Maine State Police Detective Jennifer Fiske interviewed Hinerman on Oct. 25, 2017, according to a summary of the interview provided to Hinerman by the Maine attorney general’s office. The office redacted identifying information about the subject of the investigation, but the document states that Hinerman described having been sexually abused when she was 13 by a man she and her mother moved in with in 2009. She told the detective details of at least five specific incidents of sexual touching.
The attorney general’s office eventually took over the case, according to a redacted case report authored by Detective Peter Lizanecz, dated Sept. 9, 2018.
During the police investigation, Hinerman tried to get Foster to admit to the abuse in a telephone call that was being recorded by police, but he didn’t, and then he stopped answering her phone calls, she said.
McKee said his client passed two lie detector tests administered by separate examiners.
“That showed that he was telling the truth that he never, ever engaged in any improper behavior at all. The matter was completely closed, correctly, at that time,” McKee said.

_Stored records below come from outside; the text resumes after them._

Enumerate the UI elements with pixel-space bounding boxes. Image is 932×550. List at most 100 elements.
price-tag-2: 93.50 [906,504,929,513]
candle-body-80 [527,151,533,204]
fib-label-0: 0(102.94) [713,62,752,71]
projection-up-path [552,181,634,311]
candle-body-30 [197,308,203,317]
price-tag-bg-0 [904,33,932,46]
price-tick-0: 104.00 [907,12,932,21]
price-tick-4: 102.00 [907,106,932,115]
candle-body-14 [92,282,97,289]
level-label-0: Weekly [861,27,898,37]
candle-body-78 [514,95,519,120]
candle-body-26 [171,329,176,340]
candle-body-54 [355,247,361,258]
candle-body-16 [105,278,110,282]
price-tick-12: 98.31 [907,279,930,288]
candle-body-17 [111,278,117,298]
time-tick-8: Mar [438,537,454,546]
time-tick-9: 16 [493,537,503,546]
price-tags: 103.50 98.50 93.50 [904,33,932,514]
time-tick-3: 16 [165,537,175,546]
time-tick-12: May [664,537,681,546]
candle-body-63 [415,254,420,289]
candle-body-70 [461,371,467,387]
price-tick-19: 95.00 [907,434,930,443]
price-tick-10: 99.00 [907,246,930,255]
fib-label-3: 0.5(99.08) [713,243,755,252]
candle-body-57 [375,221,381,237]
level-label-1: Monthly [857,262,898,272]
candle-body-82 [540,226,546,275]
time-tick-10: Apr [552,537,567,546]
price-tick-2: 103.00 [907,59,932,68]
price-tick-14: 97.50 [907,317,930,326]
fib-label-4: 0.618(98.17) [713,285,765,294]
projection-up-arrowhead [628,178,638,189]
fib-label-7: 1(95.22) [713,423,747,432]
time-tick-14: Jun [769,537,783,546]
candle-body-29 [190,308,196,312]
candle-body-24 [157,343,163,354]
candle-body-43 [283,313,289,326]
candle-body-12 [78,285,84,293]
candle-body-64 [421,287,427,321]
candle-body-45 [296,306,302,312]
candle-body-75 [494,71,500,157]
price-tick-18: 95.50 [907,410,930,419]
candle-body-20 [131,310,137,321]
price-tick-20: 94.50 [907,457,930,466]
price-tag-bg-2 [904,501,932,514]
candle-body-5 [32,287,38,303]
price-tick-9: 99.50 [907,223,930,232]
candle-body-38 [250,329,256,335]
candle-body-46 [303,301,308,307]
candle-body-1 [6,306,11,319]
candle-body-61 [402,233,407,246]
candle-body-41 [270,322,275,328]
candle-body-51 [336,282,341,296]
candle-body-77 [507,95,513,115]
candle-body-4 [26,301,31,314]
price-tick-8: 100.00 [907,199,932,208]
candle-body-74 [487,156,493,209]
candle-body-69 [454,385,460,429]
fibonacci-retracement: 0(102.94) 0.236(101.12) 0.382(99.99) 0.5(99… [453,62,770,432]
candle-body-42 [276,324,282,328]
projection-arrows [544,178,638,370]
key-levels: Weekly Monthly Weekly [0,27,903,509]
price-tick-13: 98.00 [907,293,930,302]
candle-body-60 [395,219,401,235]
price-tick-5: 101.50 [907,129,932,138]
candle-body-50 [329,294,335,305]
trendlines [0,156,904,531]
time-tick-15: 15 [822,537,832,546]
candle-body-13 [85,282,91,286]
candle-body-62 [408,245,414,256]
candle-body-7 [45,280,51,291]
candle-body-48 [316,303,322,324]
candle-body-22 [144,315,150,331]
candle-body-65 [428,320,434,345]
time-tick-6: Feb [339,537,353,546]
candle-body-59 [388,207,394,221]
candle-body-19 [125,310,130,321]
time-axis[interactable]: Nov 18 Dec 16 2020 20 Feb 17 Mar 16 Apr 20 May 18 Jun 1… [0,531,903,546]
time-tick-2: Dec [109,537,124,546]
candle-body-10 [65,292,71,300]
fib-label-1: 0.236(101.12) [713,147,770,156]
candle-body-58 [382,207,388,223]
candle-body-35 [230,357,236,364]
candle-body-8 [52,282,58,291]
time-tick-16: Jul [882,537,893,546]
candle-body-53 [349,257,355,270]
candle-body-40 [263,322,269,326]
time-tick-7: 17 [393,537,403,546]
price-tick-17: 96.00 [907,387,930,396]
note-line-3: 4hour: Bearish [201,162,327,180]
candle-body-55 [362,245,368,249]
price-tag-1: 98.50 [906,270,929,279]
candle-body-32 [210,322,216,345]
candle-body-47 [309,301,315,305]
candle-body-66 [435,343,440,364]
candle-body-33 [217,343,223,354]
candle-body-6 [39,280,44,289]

Officials with the attorney general’s office mentioned the polygraph tests when they told Hinerman that they did not think they could convince a jury of Foster’s guilt, she said. Hinerman offered to take a test herself, but officials told her she didn’t need to because they already believed her, she said.
“I was very upset, and I felt defeated and let down by the justice system,” Hinerman said.

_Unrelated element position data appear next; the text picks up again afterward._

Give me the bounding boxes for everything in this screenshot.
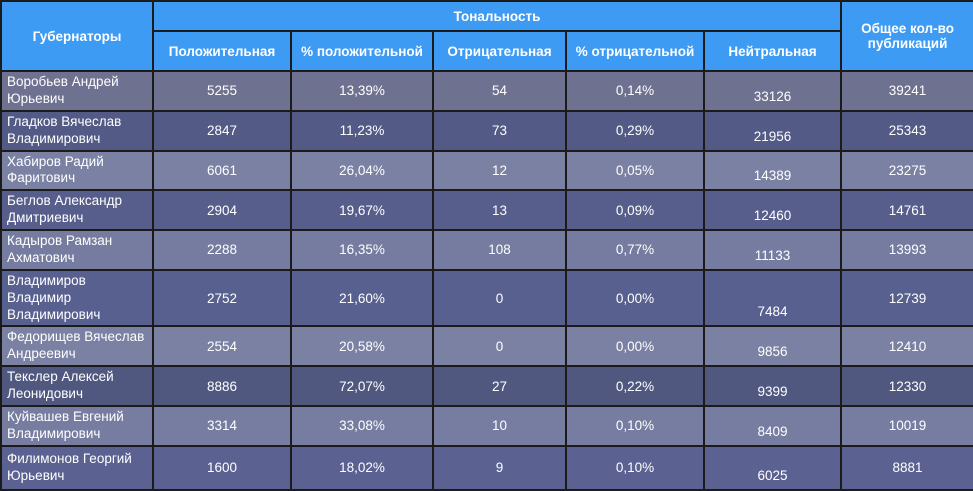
positive-cell: 2904 bbox=[152, 189, 292, 231]
positive-pct-cell: 72,07% bbox=[290, 365, 434, 407]
negative-cell: 27 bbox=[432, 365, 567, 407]
positive-cell: 3314 bbox=[152, 404, 292, 447]
table-row: Хабиров Радий Фаритович 6061 26,04% 12 0… bbox=[0, 149, 973, 192]
neutral-cell: 21956 bbox=[702, 109, 843, 152]
total-publications-column-header: Общее кол-во публикаций bbox=[840, 0, 973, 72]
neutral-cell: 11133 bbox=[702, 229, 843, 271]
total-cell: 14761 bbox=[840, 189, 973, 231]
positive-cell: 5255 bbox=[152, 70, 292, 112]
total-cell: 12410 bbox=[840, 325, 973, 368]
positive-pct-cell: 33,08% bbox=[290, 404, 434, 447]
governor-name-cell: Беглов Александр Дмитриевич bbox=[0, 189, 154, 231]
total-cell: 12739 bbox=[840, 268, 973, 328]
neutral-cell: 12460 bbox=[702, 189, 843, 231]
positive-pct-cell: 21,60% bbox=[290, 268, 434, 328]
positive-cell: 2554 bbox=[152, 325, 292, 368]
governor-name-cell: Кадыров Рамзан Ахматович bbox=[0, 229, 154, 271]
table-row: Гладков Вячеслав Владимирович 2847 11,23… bbox=[0, 109, 973, 152]
table-row: Филимонов Георгий Юрьевич 1600 18,02% 9 … bbox=[0, 444, 973, 491]
positive-pct-column-header: % положительной bbox=[290, 30, 434, 72]
negative-column-header: Отрицательная bbox=[432, 30, 567, 72]
total-cell: 10019 bbox=[840, 404, 973, 447]
negative-pct-cell: 0,77% bbox=[565, 229, 705, 271]
total-cell: 25343 bbox=[840, 109, 973, 152]
table-row: Воробьев Андрей Юрьевич 5255 13,39% 54 0… bbox=[0, 70, 973, 112]
governor-name-cell: Владимиров Владимир Владимирович bbox=[0, 268, 154, 328]
table-row: Федорищев Вячеслав Андреевич 2554 20,58%… bbox=[0, 325, 973, 368]
negative-pct-cell: 0,22% bbox=[565, 365, 705, 407]
positive-cell: 6061 bbox=[152, 149, 292, 192]
governor-name-cell: Хабиров Радий Фаритович bbox=[0, 149, 154, 192]
total-cell: 39241 bbox=[840, 70, 973, 112]
negative-cell: 0 bbox=[432, 268, 567, 328]
positive-column-header: Положительная bbox=[152, 30, 292, 72]
header-row-sub: Положительная % положительной Отрицатель… bbox=[1, 30, 973, 72]
negative-cell: 13 bbox=[432, 189, 567, 231]
negative-pct-cell: 0,09% bbox=[565, 189, 705, 231]
neutral-cell: 8409 bbox=[702, 404, 843, 447]
negative-cell: 73 bbox=[432, 109, 567, 152]
governors-column-header: Губернаторы bbox=[0, 0, 154, 72]
positive-pct-cell: 13,39% bbox=[290, 70, 434, 112]
neutral-cell: 7484 bbox=[702, 268, 843, 328]
neutral-cell: 9399 bbox=[702, 365, 843, 407]
governor-name-cell: Куйвашев Евгений Владимирович bbox=[0, 404, 154, 447]
negative-cell: 108 bbox=[432, 229, 567, 271]
positive-cell: 2752 bbox=[152, 268, 292, 328]
negative-pct-cell: 0,00% bbox=[565, 325, 705, 368]
neutral-cell: 6025 bbox=[702, 444, 843, 491]
positive-pct-cell: 20,58% bbox=[290, 325, 434, 368]
negative-pct-cell: 0,00% bbox=[565, 268, 705, 328]
positive-pct-cell: 11,23% bbox=[290, 109, 434, 152]
header-row-group: Губернаторы Тональность Общее кол-во пуб… bbox=[0, 0, 973, 72]
governor-name-cell: Федорищев Вячеслав Андреевич bbox=[0, 325, 154, 368]
negative-cell: 54 bbox=[432, 70, 567, 112]
table-row: Куйвашев Евгений Владимирович 3314 33,08… bbox=[0, 404, 973, 447]
negative-pct-cell: 0,10% bbox=[565, 404, 705, 447]
negative-pct-column-header: % отрицательной bbox=[565, 30, 705, 72]
positive-pct-cell: 26,04% bbox=[290, 149, 434, 192]
governor-name-cell: Текслер Алексей Леонидович bbox=[0, 365, 154, 407]
table-row: Текслер Алексей Леонидович 8886 72,07% 2… bbox=[0, 365, 973, 407]
negative-pct-cell: 0,29% bbox=[565, 109, 705, 152]
negative-pct-cell: 0,05% bbox=[565, 149, 705, 192]
negative-cell: 0 bbox=[432, 325, 567, 368]
total-cell: 8881 bbox=[840, 444, 973, 491]
total-cell: 13993 bbox=[840, 229, 973, 271]
table-row: Беглов Александр Дмитриевич 2904 19,67% … bbox=[0, 189, 973, 231]
positive-pct-cell: 18,02% bbox=[290, 444, 434, 491]
negative-cell: 12 bbox=[432, 149, 567, 192]
negative-pct-cell: 0,10% bbox=[565, 444, 705, 491]
positive-pct-cell: 16,35% bbox=[290, 229, 434, 271]
negative-cell: 10 bbox=[432, 404, 567, 447]
table-row: Кадыров Рамзан Ахматович 2288 16,35% 108… bbox=[0, 229, 973, 271]
positive-cell: 2847 bbox=[152, 109, 292, 152]
negative-cell: 9 bbox=[432, 444, 567, 491]
negative-pct-cell: 0,14% bbox=[565, 70, 705, 112]
neutral-column-header: Нейтральная bbox=[702, 30, 843, 72]
positive-cell: 2288 bbox=[152, 229, 292, 271]
neutral-cell: 9856 bbox=[702, 325, 843, 368]
total-cell: 23275 bbox=[840, 149, 973, 192]
positive-pct-cell: 19,67% bbox=[290, 189, 434, 231]
neutral-cell: 14389 bbox=[702, 149, 843, 192]
neutral-cell: 33126 bbox=[702, 70, 843, 112]
tonality-group-header: Тональность bbox=[151, 0, 843, 32]
governor-name-cell: Филимонов Георгий Юрьевич bbox=[0, 444, 154, 491]
governor-name-cell: Гладков Вячеслав Владимирович bbox=[0, 109, 154, 152]
table-row: Владимиров Владимир Владимирович 2752 21… bbox=[0, 268, 973, 328]
governor-name-cell: Воробьев Андрей Юрьевич bbox=[0, 70, 154, 112]
positive-cell: 1600 bbox=[152, 444, 292, 491]
total-cell: 12330 bbox=[840, 365, 973, 407]
positive-cell: 8886 bbox=[152, 365, 292, 407]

A spokesperson for the attorney general’s office declined to comment on the matter other than to confirm that no charges were brought against Foster.
In addition to telling police, Hinerman has made consistent allegations against Foster to other professionals since she first told family members in 2017.

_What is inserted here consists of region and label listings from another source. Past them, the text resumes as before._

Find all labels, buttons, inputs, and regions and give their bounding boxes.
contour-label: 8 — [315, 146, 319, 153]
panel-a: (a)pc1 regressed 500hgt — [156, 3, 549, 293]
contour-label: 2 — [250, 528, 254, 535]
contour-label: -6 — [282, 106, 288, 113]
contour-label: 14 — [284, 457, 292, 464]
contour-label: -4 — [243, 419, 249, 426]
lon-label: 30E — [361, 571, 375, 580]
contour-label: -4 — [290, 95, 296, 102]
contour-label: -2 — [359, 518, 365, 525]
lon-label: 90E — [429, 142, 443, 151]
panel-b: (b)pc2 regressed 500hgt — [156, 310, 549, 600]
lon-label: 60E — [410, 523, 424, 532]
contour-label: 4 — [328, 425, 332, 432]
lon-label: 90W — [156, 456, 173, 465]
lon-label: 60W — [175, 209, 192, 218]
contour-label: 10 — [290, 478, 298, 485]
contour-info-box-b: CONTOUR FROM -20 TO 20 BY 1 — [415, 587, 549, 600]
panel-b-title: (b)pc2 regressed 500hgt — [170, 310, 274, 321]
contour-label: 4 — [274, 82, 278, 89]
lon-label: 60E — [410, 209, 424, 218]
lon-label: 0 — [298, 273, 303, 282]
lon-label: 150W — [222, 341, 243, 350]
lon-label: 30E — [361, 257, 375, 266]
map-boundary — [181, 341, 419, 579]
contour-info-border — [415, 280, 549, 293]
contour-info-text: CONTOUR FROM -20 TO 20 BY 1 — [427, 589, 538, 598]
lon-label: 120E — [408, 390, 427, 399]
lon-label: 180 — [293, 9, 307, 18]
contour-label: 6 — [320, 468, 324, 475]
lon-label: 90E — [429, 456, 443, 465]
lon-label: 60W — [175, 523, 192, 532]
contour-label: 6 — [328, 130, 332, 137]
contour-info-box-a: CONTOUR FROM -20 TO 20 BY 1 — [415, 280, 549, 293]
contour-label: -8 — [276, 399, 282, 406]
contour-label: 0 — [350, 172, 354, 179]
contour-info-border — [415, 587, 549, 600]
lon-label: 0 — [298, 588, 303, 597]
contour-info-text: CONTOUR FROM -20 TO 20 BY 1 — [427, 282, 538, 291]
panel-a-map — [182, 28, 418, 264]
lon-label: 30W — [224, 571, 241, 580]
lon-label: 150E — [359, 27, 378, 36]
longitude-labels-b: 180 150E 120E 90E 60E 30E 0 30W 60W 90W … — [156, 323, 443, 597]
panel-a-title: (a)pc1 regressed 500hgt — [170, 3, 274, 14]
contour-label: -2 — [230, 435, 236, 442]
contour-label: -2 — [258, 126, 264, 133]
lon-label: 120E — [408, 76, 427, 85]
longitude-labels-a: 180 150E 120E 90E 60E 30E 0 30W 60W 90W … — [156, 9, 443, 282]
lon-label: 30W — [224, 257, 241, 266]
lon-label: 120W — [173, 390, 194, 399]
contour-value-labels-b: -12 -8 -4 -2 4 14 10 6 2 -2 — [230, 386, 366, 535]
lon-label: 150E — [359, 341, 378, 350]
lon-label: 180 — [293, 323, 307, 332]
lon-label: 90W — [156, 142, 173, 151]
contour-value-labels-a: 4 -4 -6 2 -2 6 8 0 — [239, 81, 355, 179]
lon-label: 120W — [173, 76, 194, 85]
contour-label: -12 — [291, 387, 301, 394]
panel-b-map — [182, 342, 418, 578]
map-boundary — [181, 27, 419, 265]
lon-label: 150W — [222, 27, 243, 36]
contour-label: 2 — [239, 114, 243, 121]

She saw a therapist in 2018 to treat mental health symptoms related to the alleged abuse. An intake form completed by her then-therapist states that Hinerman sought treatment after having been molested by a man that she lived with when she was 12, and who is now the district attorney for Hancock and Washington counties. Hinerman obtained the form and provided it to the BDN.
She also recounted the allegations to a private investigator in September 2020.
At that time, she was considering bringing a civil lawsuit against Foster and approached a Bangor lawyer, Larry Willey. Willey hired Sharon Worcester, a private investigator, to look into the case, and she conducted a lengthy interview with Hinerman. A written summary of the interview contains the same allegations that Hinerman previously told police. It names Foster.
Alexis Chardon, another lawyer whom Hinerman spoke to in 2020 about a potential civil case, also confirmed that Hinerman reported Foster as the person who abused her as a child.
Hinerman ultimately decided not to move forward with a lawsuit at the time because she was busy in nursing school, she said.
When Hinerman learned that Foster and his opponent, Robert Granger, would be participating in a public forum, and the moderators were taking questions from the public, her father decided to submit the question about whether either candidate had previously been investigated.
She wasn’t entirely sure what Foster would say in response, but she didn’t expect him to deny it.
When he did, she said, “I was outraged.”
Correction: An earlier version of this story stated that Matthew Foster was running in the state’s only contested race. He is the only incumbent facing reelection.